Urine Levels of Neopterin May Help Determine Therapy Efficacy in Trials
Urine levels of neopterin, a marker of inflammation, are linked to disease progression in people with amyotrophic lateral sclerosis (ALS), a study revealed.
That means, according to researchers, that neopterin could be used as a biomarker to monitor disease status and determine whether certain treatments will be effective.
The study, “Urinary neopterin: A novel biomarker of disease progression in amyotrophic lateral sclerosis,” was published in the European Journal of Neurology.
“In undertaking research to treat [ALS], it’s important we have a way of identifying its progress and to see if the treatment is working,” Mary-Louise Rogers, PhD, the study’s co-principal investigator and an associate professor at Flinders University, in Australia, said in a university press release.
“The lack of biomarkers for [ALS] that can be used to determine if drugs are working poses a major obstacle to therapy development,” Rogers said.
Neopterin, a molecule released by immune cells and secreted in urine, indicates the presence of inflammation and has been proposed as a candidate biomarker for ALS.
Now, researchers investigated if neopterin levels might indeed predict ALS status or progression.
Led by Rogers and Michael Benatar, MD, PhD, a professor of neurology at the University of Miami, in Florida, the team collected clinical information and urine samples from 46 ALS patients (ages 42 to 85) and 21 healthy volunteers (ages 49 to 71) who were recruited between 2011 and 2021 from Flinders Medical Centre and the ALS Research Program at Miami.
Most observed cases of ALS were sporadic, or without a genetic basis; genetic mutations were identified in two of the 46 people with ALS.
Results showed that baseline, or starting, concentrations of urinary neopterin were elevated in people with ALS — 181.7 micromole per mole of creatinine (micromol/mol creatinine) versus 120.4 micromol/mol creatinine in healthy volunteers. Of note, when measuring compounds in urine, clinicians and researchers take into account how well the kidneys are working. That can be done by determining the levels of creatinine, a substance that is filtered out of the blood and into the urine by the kidneys.
The researchers noted that neopterin levels were found to distinguish between ALS patients and healthy volunteers 74% of the time.
Baseline neopterin also was correlated with disease status, which was measured using the revised ALS functional rating scale (ALSFRS-R), which assesses and tracks changes in a person’s physical function over time.
Among the 46 ALS patients, 44 deaths were reported during follow-up. Individuals with neopterin levels that were above the group median value survived, on average, 10.7 months, whereas those with levels below the median survived longer — an average of 19.8 months.
Despite this difference, neopterin levels were not considered predictive of survival and do not have significant prognostic value, the researchers emphasized.
“Higher neopterin levels at baseline, whilst statistically significant, did not meaningfully predict survival,” the team wrote.
Longitudinal data were available for 29 of the 46 ALS patients. In these people, levels of neopterin increased over time, which was correlated with a consistent decrease in the average ALSFRS-R, meaning worse functional capacity.
“The urinary concentration of neopterin increased from diagnosis by an average of 6.8 [micromol/mol] creatinine each month,” the researchers wrote.
Overall, these results indicate that “urinary neopterin holds promise as marker of disease progression in ALS,” they added.
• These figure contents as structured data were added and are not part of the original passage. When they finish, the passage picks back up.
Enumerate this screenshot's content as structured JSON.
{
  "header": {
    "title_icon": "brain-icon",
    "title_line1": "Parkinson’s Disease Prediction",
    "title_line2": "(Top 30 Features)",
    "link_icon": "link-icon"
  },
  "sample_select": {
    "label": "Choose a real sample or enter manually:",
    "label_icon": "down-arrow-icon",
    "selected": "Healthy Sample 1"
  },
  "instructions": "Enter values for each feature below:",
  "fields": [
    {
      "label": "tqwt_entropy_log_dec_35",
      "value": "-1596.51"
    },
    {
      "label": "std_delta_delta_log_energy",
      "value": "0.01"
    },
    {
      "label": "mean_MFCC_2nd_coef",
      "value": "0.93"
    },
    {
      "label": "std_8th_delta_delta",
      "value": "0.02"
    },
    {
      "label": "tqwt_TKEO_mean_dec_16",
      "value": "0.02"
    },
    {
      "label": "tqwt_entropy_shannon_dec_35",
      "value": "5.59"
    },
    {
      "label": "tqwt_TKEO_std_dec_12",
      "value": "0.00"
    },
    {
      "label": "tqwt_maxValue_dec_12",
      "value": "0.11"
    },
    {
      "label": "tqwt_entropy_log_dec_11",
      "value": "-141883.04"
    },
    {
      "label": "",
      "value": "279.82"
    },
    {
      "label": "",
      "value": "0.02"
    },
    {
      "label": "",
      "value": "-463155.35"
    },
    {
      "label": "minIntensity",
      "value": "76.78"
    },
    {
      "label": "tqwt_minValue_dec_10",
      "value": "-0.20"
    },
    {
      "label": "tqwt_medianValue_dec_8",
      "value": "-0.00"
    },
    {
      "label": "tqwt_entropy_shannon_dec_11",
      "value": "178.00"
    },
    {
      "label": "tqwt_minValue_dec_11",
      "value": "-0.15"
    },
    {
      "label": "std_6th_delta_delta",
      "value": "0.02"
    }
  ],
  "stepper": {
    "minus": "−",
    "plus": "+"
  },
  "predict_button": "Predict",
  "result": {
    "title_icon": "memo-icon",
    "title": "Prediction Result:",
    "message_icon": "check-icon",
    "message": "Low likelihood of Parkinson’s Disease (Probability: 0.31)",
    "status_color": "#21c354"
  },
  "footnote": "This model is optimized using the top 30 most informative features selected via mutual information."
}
Since neopterin is released by immune cells, the researchers hypothesized that it might be a useful biomarker for determining who will do well with anti-inflammatory therapies.
While several clinical trials for immunomodulatory therapies in ALS have been conducted, the results of these studies, according to the researchers, “have been disappointing.”
Indeed, “their negative results have highlighted the need to better understand the immune response in ALS, and to identify biomarkers that might identify potential responders at trial [enrollment],” the team wrote.
“It will be valuable, in future studies, to determine if high baseline neopterin levels might identify the subset of ALS patients most likely to benefit from anti-inflammatory drugs in trials,” they wrote.
In addition, neopterin could be used to determine how well an anti-inflammatory treatment is working once it has been administered.
“Neopterin might also be used as a pharmacodynamic biomarker in clinical trials that target the immune system, where a decrease in the monthly change in neopterin levels with an experimental treatment might suggest a beneficial reduction in the pro-inflammatory response,” the researchers added.
This is not the first biomarker to be discovered by this research team. Previously, they identified that p75ECD, part of the neurotrophin receptor, is another urinary biomarker of ALS. Now, in this new study, the researchers showed that urinary neopterin and p75ECD correlated with each other, and that p75ECD levels also predicted disease progression over time.
Such urinary biomarkers might be advantageous because urine is less complex than blood and easier to collect, the researchers noted.
“Both biomarkers have the potential to be used in future Phase 2 and 3 clinical trials as a way of determining if a drug treatment is working,” Rogers said.
The researchers noted, however, a need to validate these findings in more patients and also to refine precise methods for measuring neopterin levels.